Jan 27, 2012
This week the United States endured the 39th Anniversary of the landmark Roe v. Wade decision that expanded the breadth of Constitutional “privacy” to include the slaughter of the innocents. Thirty-nine years later, some 54 million deaths have been estimated (not including the under-counted medical abortions and the uncounted, untold thousands of children destroyed as excess baggage in IVF procedures or who were prevented from implantation by artificial birth control).
By the time this column is published you will, undoubtedly, have been inundated with data suggesting that one third of the current generation of youth have already been annihilated and that our legislative prospects seem to be no further along than before. In fact, very shortly it seems that those who work for Catholic non-parochial institutions will have the great American “privilege” of receiving free contraception, sterilization procedures, and access to “morning-after” pills that make promiscuity and irresponsibility so apropos.
You have probably heard that Constitutional Law scholar and President of the United States Barack Obama has announced that abortion is a fundamental Constitutional right, seemingly on the same “fundamental” level as a bicameral legislature and thrice-branched governmental system of checks and balances.

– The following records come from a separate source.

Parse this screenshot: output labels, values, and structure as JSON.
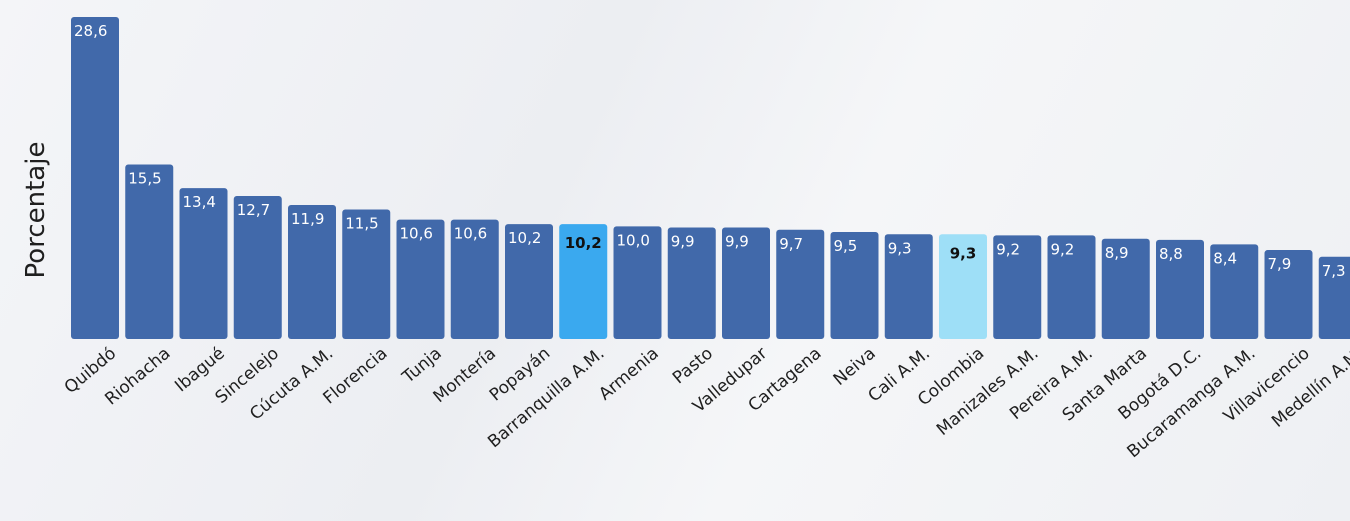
{
  "chart_data": {
    "type": "bar",
    "ylabel": "Porcentaje",
    "xlabel": "",
    "ylim": [
      0,
      28.6
    ],
    "grid": false,
    "legend": "none",
    "categories": [
      "Quibdó",
      "Riohacha",
      "Ibagué",
      "Sincelejo",
      "Cúcuta A.M.",
      "Florencia",
      "Tunja",
      "Montería",
      "Popayán",
      "Barranquilla A.M.",
      "Armenia",
      "Pasto",
      "Valledupar",
      "Cartagena",
      "Neiva",
      "Cali A.M.",
      "Colombia",
      "Manizales A.M.",
      "Pereira A.M.",
      "Santa Marta",
      "Bogotá D.C.",
      "Bucaramanga A.M.",
      "Villavicencio",
      "Medellín A.M."
    ],
    "values": [
      28.6,
      15.5,
      13.4,
      12.7,
      11.9,
      11.5,
      10.6,
      10.6,
      10.2,
      10.2,
      10.0,
      9.9,
      9.9,
      9.7,
      9.5,
      9.3,
      9.3,
      9.2,
      9.2,
      8.9,
      8.8,
      8.4,
      7.9,
      7.3
    ],
    "value_labels": [
      "28,6",
      "15,5",
      "13,4",
      "12,7",
      "11,9",
      "11,5",
      "10,6",
      "10,6",
      "10,2",
      "10,2",
      "10,0",
      "9,9",
      "9,9",
      "9,7",
      "9,5",
      "9,3",
      "9,3",
      "9,2",
      "9,2",
      "8,9",
      "8,8",
      "8,4",
      "7,9",
      "7,3"
    ],
    "highlights": {
      "Barranquilla A.M.": "#3aa9ef",
      "Colombia": "#9edff7"
    },
    "colors": {
      "bar": "#4169aa",
      "label_on_bar": "#ffffff",
      "label_on_highlight": "#111111"
    }
  }
}
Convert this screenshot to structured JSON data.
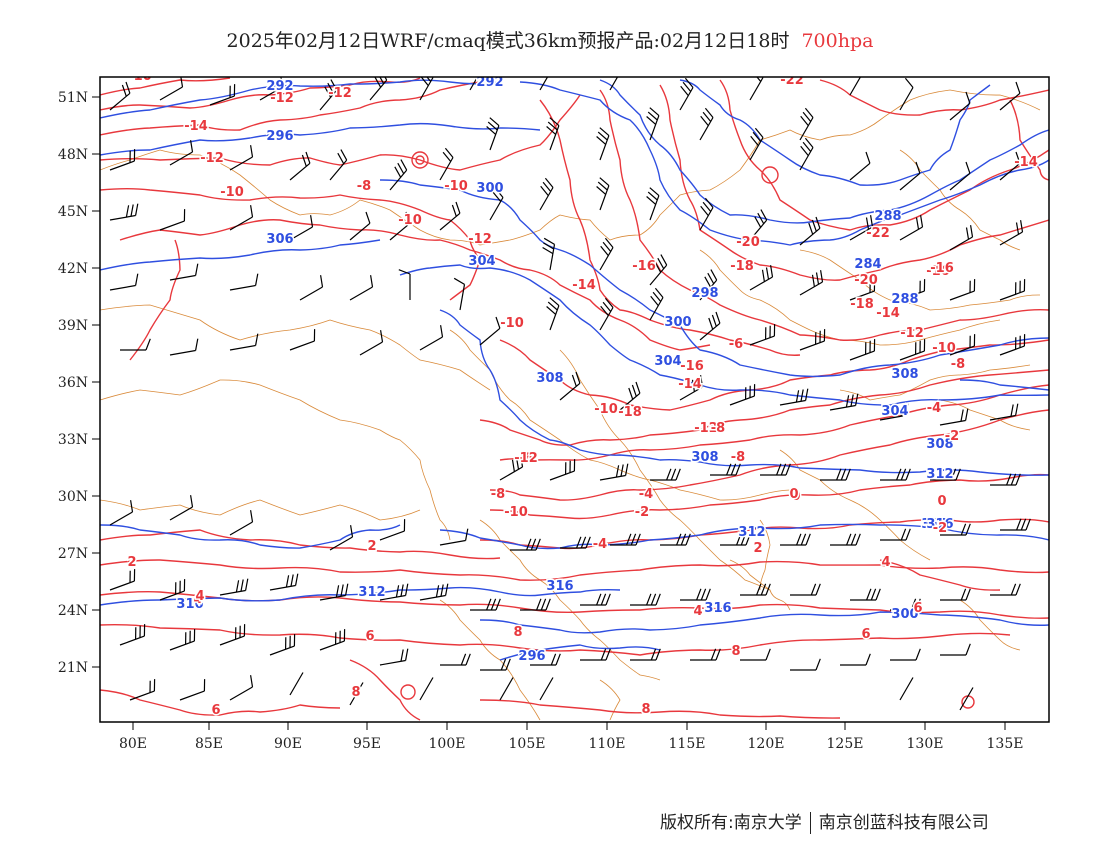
{
  "title": {
    "main": "2025年02月12日WRF/cmaq模式36km预报产品:02月12日18时",
    "level": "700hpa",
    "level_color": "#e8383d"
  },
  "colors": {
    "geopotential": "#2f4fe0",
    "temperature": "#e8383d",
    "borders": "#d98a3a",
    "wind": "#000000"
  },
  "axes": {
    "lon_labels": [
      "80E",
      "85E",
      "90E",
      "95E",
      "100E",
      "105E",
      "110E",
      "115E",
      "120E",
      "125E",
      "130E",
      "135E"
    ],
    "lat_labels": [
      "51N",
      "48N",
      "45N",
      "42N",
      "39N",
      "36N",
      "33N",
      "30N",
      "27N",
      "24N",
      "21N"
    ]
  },
  "contour_labels": {
    "geopotential": [
      "292",
      "292",
      "296",
      "300",
      "306",
      "304",
      "298",
      "300",
      "304",
      "308",
      "308",
      "312",
      "312",
      "312",
      "316",
      "316",
      "316",
      "300",
      "296",
      "304",
      "308",
      "308",
      "312",
      "316",
      "288",
      "284",
      "288"
    ],
    "temperature": [
      "-10",
      "-12",
      "-14",
      "-12",
      "-10",
      "-8",
      "-10",
      "-10",
      "-12",
      "-10",
      "-12",
      "-14",
      "-16",
      "-18",
      "-20",
      "-22",
      "-22",
      "-20",
      "-18",
      "-16",
      "-14",
      "-12",
      "-10",
      "-8",
      "-6",
      "-4",
      "-2",
      "-2",
      "0",
      "0",
      "-4",
      "-2",
      "-6",
      "-8",
      "-10",
      "-12",
      "-14",
      "-16",
      "-18",
      "-12",
      "-8",
      "-10",
      "-8",
      "-6",
      "-4",
      "2",
      "4",
      "6",
      "8",
      "6",
      "4",
      "2",
      "4",
      "6",
      "8",
      "8",
      "8",
      "6",
      "4",
      "0",
      "2",
      "-14",
      "-16"
    ]
  },
  "credit": {
    "left": "版权所有:南京大学",
    "right": "南京创蓝科技有限公司"
  }
}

Surely the only reason the forefathers failed to include abortion in the Bill of Rights is their inherent cultural sexism, a hurdle we have thankfully overcome in today’s enlightened society.
A new study claims having an abortion is safer than giving birth. Raymond and Grimes found that between 1998 and 2005 one woman died for every 11,000 or so babies born, while only one woman in 167,000 died per child aborted. The authors of the study did not intend to indicate that abortion is the prudent choice for safety-conscious Americans, but the implication is unavoidable. One can hardly imagine that institutions such as Planned Parenthood will do anything other than advertise such conclusions. Noticeably absent from the study is any interest in and concern for the mortality of the children.